Cheselden retired from St Thomas' in 1738 and moved to the Chelsea Hospital. His abode is listed as "Chelsea College" on the 1739 royal charter for the Foundling Hospital, a charity for which he was a founding governor.

In 1744 he was elected to the position of Warden of the Company of Barbers and Surgeons of London, and had a role in the separation of the surgeons from the barbers and to the creation of the independent Company of Surgeons in 1745, an organisation that would become later the famous Royal College of Surgeons of England.

He died in Bath on 10 April 1752 aged 63.

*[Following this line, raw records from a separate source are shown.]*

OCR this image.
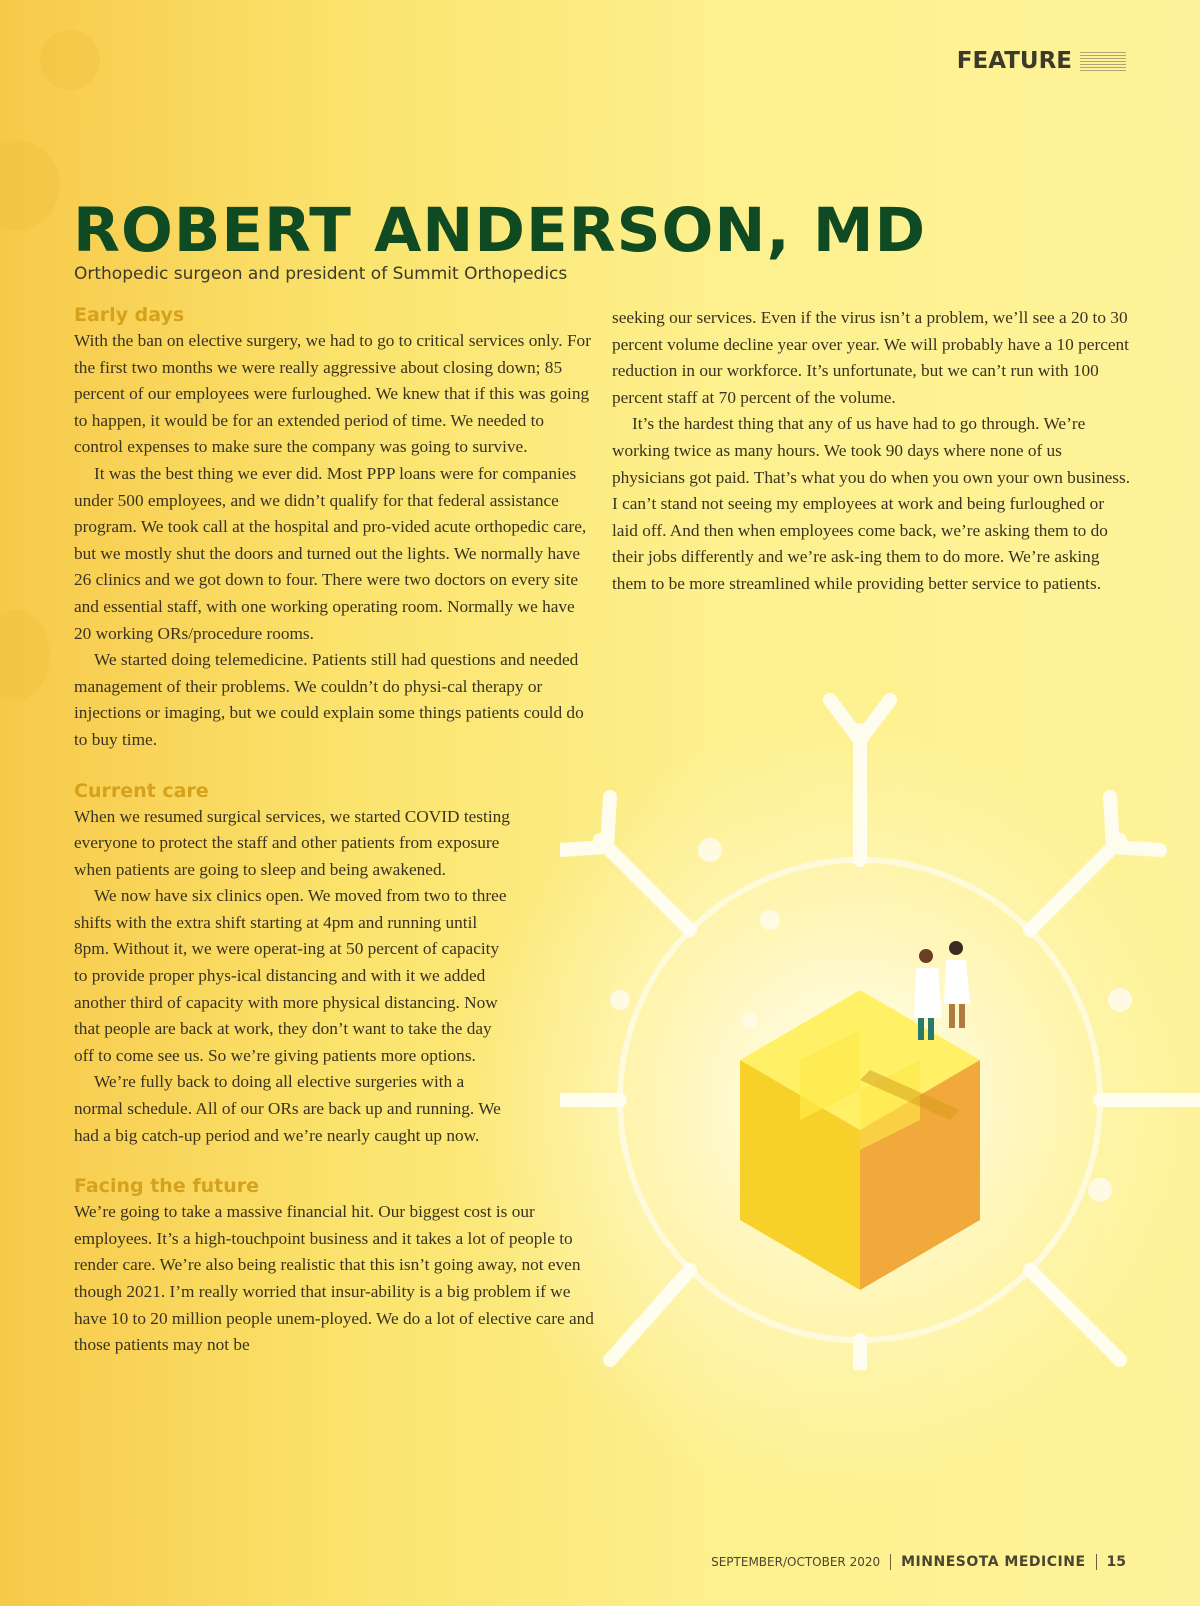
FEATURE
ROBERT ANDERSON, MD

Orthopedic surgeon and president of Summit Orthopedics

Early days

With the ban on elective surgery, we had to go to critical services only. For the first two months we were really aggressive about closing down; 85 percent of our employees were furloughed. We knew that if this was going to happen, it would be for an extended period of time. We needed to control expenses to make sure the company was going to survive.

It was the best thing we ever did. Most PPP loans were for companies under 500 employees, and we didn’t qualify for that federal assistance program. We took call at the hospital and pro-vided acute orthopedic care, but we mostly shut the doors and turned out the lights. We normally have 26 clinics and we got down to four. There were two doctors on every site and essential staff, with one working operating room. Normally we have 20 working ORs/procedure rooms.

We started doing telemedicine. Patients still had questions and needed management of their problems. We couldn’t do physi-cal therapy or injections or imaging, but we could explain some things patients could do to buy time.

Current care

When we resumed surgical services, we started COVID testing everyone to protect the staff and other patients from exposure when patients are going to sleep and being awakened.

We now have six clinics open. We moved from two to three shifts with the extra shift starting at 4pm and running until 8pm. Without it, we were operat-ing at 50 percent of capacity to provide proper phys-ical distancing and with it we added another third of capacity with more physical distancing. Now that people are back at work, they don’t want to take the day off to come see us. So we’re giving patients more options.

We’re fully back to doing all elective surgeries with a normal schedule. All of our ORs are back up and running. We had a big catch-up period and we’re nearly caught up now.

Facing the future

We’re going to take a massive financial hit. Our biggest cost is our employees. It’s a high-touchpoint business and it takes a lot of people to render care. We’re also being realistic that this isn’t going away, not even though 2021. I’m really worried that insur-ability is a big problem if we have 10 to 20 million people unem-ployed. We do a lot of elective care and those patients may not be

seeking our services. Even if the virus isn’t a problem, we’ll see a 20 to 30 percent volume decline year over year. We will probably have a 10 percent reduction in our workforce. It’s unfortunate, but we can’t run with 100 percent staff at 70 percent of the volume.

It’s the hardest thing that any of us have had to go through. We’re working twice as many hours. We took 90 days where none of us physicians got paid. That’s what you do when you own your own business. I can’t stand not seeing my employees at work and being furloughed or laid off. And then when employees come back, we’re asking them to do their jobs differently and we’re ask-ing them to do more. We’re asking them to be more streamlined while providing better service to patients.

SEPTEMBER/OCTOBER 2020 MINNESOTA MEDICINE 15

==First surgical recovery from blindness==
Cheselden is credited with performing the first known case of full recovery from blindness in 1728, of a blind 13-year-old boy. Cheselden presented the celebrated case of a boy of thirteen who gained his sight after removal of the lenses rendered opaque by cataract from birth.
Despite his youth, the boy encountered profound difficulties with the simplest visual perceptions.
Described by Cheselden:

When he first saw, he was so far from making any judgment of distances, that he thought all object whatever touched his eyes (as he expressed it) as what he felt did his skin, and thought no object so agreeable as those which were smooth and regular, though he could form no judgment of their shape, or guess what it was in any object that was pleasing to him: he knew not the shape of anything, nor any one thing from another, however different in shape or magnitude; but upon being told what things were, whose form he knew before from feeling, he would carefully observe, that he might know them again;

Philosopher George Berkeley claimed that his visual theories were “vindicated” by Cheselden's 1728 report on this congenital cataract patient. In 2021, the patient's name was published for the first time: Daniel Dolins. Berkeley knew the Dolins family, had numerous social links to Cheselden, including the poet Alexander Pope, and Princess Caroline, to whom Cheselden's patient was presented. The report misspelled Cheselden's name, used language typical of Berkeley, and may even have been ghost-written by Berkeley. Unfortunately, Dolins was never able to see well enough to read, and there is no evidence that the surgery improved Dolins' vision at any point prior to his death at age 30.

==Works==
Cheselden is famous for the invention of the lateral lithotomy approach to removing bladder stones, which he first performed in 1727. The procedure had a short duration (minutes instead of hours) and a low mortality rate (approximately 50%). Cheselden had already developed in 1723 the suprapubic approach, which he published in A Treatise on the High Operation for the Stone. In France, his works were developed by Claude-Nicolas Le Cat.

He also effected a great advance in ophthalmic surgery by his operation, iridectomy, described in 1728, to treat certain forms of blindness by producing an artificial pupil. Cheselden also described the role of saliva in digestion. He attended Sir Isaac Newton in his last illness and was an intimate friend of Alexander Pope and of Sir Hans Sloane.